Power estimation for non-standardized multisite studies
Neuroimage. 2016 Apr 1. pii: S1053-8119(16)00256-1. doi: 10.1016/j.neuroimage.2016.03.051. [Epub ahead of print]
|Authors/Editors:||Keshavan A, Paul F, Beyer MK, Zhu AH, Papinutto N, Shinohara RT, Stern W, Amann M, Bakshi R, Bischof A, Carriero A, Comabella M, Crane JC, D'Alfonso S, Demaerel P, Dubois B, Filippi M, Fleischer V, Fontaine B, Gaetano L, Goris A, Graetz C, Gröger A, Groppa S, Hafler DA, Harbo HF, Hemmer B, Jordan K, Kappos L, Kirkish G, Llufriu S, Magon S, Martinelli-Boneschi F, McCauley J, Montalban X, Mühlau M, Pelletier D, Pattany PM, Pericak-Vance M, Rebeix I, Rocca M, Rovira A, Schlaeger R, Villoslada P, Wattjes MP, Weiner H, Wuerfel J, Zimmer C, Zipp F; International Multiple Sclerosis Genetics Consortium, Hauser S, Oksenberg JR, Henry RG.|
A concern for researchers planning multisite studies is that scanner and T1-weighted sequence-related biases on regional volumes could overshadow true effects, especially for studies with a heterogeneous set of scanners and sequences.
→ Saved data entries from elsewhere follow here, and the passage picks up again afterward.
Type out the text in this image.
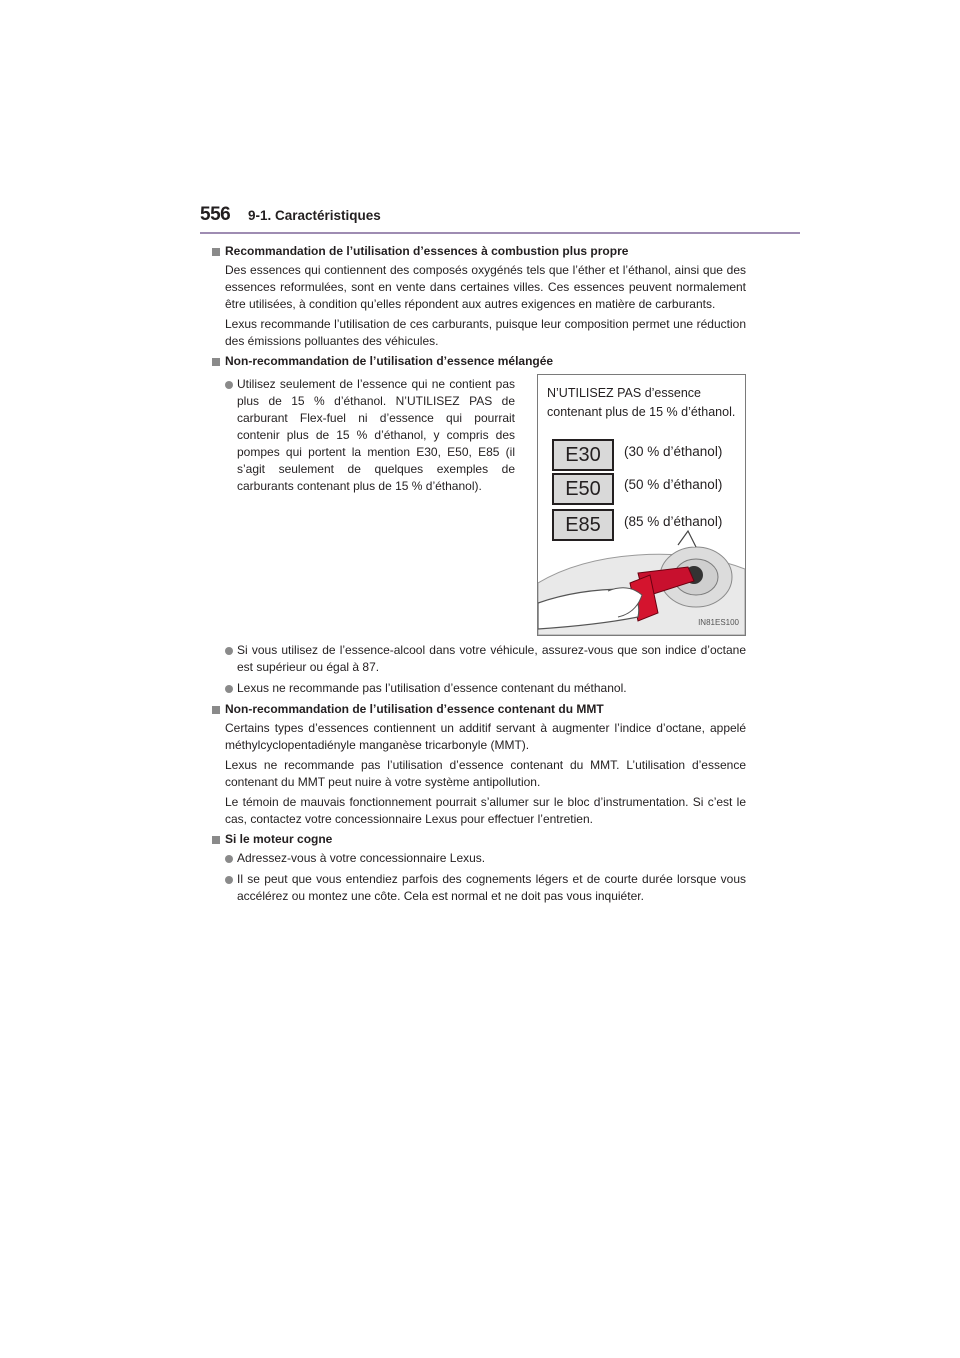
556 9-1. Caractéristiques
Recommandation de l’utilisation d’essences à combustion plus propre

Des essences qui contiennent des composés oxygénés tels que l’éther et l’éthanol, ainsi que des essences reformulées, sont en vente dans certaines villes. Ces essences peuvent normalement être utilisées, à condition qu’elles répondent aux autres exigences en matière de carburants.

Lexus recommande l’utilisation de ces carburants, puisque leur composition permet une réduction des émissions polluantes des véhicules.

Non-recommandation de l’utilisation d’essence mélangée

Utilisez seulement de l’essence qui ne contient pas plus de 15 % d’éthanol. N’UTILISEZ PAS de carburant Flex-fuel ni d’essence qui pourrait contenir plus de 15 % d’éthanol, y compris des pompes qui portent la mention E30, E50, E85 (il s’agit seulement de quelques exemples de carburants contenant plus de 15 % d’éthanol).

N’UTILISEZ PAS d’essence
contenant plus de 15 % d’éthanol.
E30	(30 % d’éthanol)
E50	(50 % d’éthanol)
E85	(85 % d’éthanol)
IN81ES100

Si vous utilisez de l’essence-alcool dans votre véhicule, assurez-vous que son indice d’octane est supérieur ou égal à 87.

Lexus ne recommande pas l’utilisation d’essence contenant du méthanol.

Non-recommandation de l’utilisation d’essence contenant du MMT

Certains types d’essences contiennent un additif servant à augmenter l’indice d’octane, appelé méthylcyclopentadiényle manganèse tricarbonyle (MMT).

Lexus ne recommande pas l’utilisation d’essence contenant du MMT. L’utilisation d’essence contenant du MMT peut nuire à votre système antipollution.

Le témoin de mauvais fonctionnement pourrait s’allumer sur le bloc d’instrumentation. Si c’est le cas, contactez votre concessionnaire Lexus pour effectuer l’entretien.

Si le moteur cogne

Adressez-vous à votre concessionnaire Lexus.

Il se peut que vous entendiez parfois des cognements légers et de courte durée lorsque vous accélérez ou montez une côte. Cela est normal et ne doit pas vous inquiéter.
Current approaches attempt to harmonize data by standardizing hardware, pulse sequences, and protocols, or by calibrating across sites using phantom-based corrections to ensure the same raw image intensities. We propose to avoid harmonization and phantom-based correction entirely. We hypothesized that the bias of estimated regional volumes is scaled between sites due to the contrast and gradient distortion differences between scanners and sequences. Given this assumption, we provide a new statistical framework and derive a power equation to define inclusion criteria for a set of sites based on the variability of their scaling factors. We estimated the scaling factors of 20 scanners with heterogeneous hardware and sequence parameters by scanning a single set of 12 subjects at sites across the United States and Europe. Regional volumes and their scaling factors were estimated for each site using Freesurfer's segmentation algorithm and ordinary least squares, respectively. The scaling factors were validated by comparing the theoretical and simulated power curves, performing a leave-one-out calibration of regional volumes, and evaluating the absolute agreement of all regional volumes between sites before and after calibration. Using our derived power equation, we were able to define the conditions under which harmonization is not necessary to achieve 80% power. This approach can inform choice of processing pipelines and outcome metrics for multisite studies based on scaling factor variability across sites, enabling collaboration between clinical and research institutions.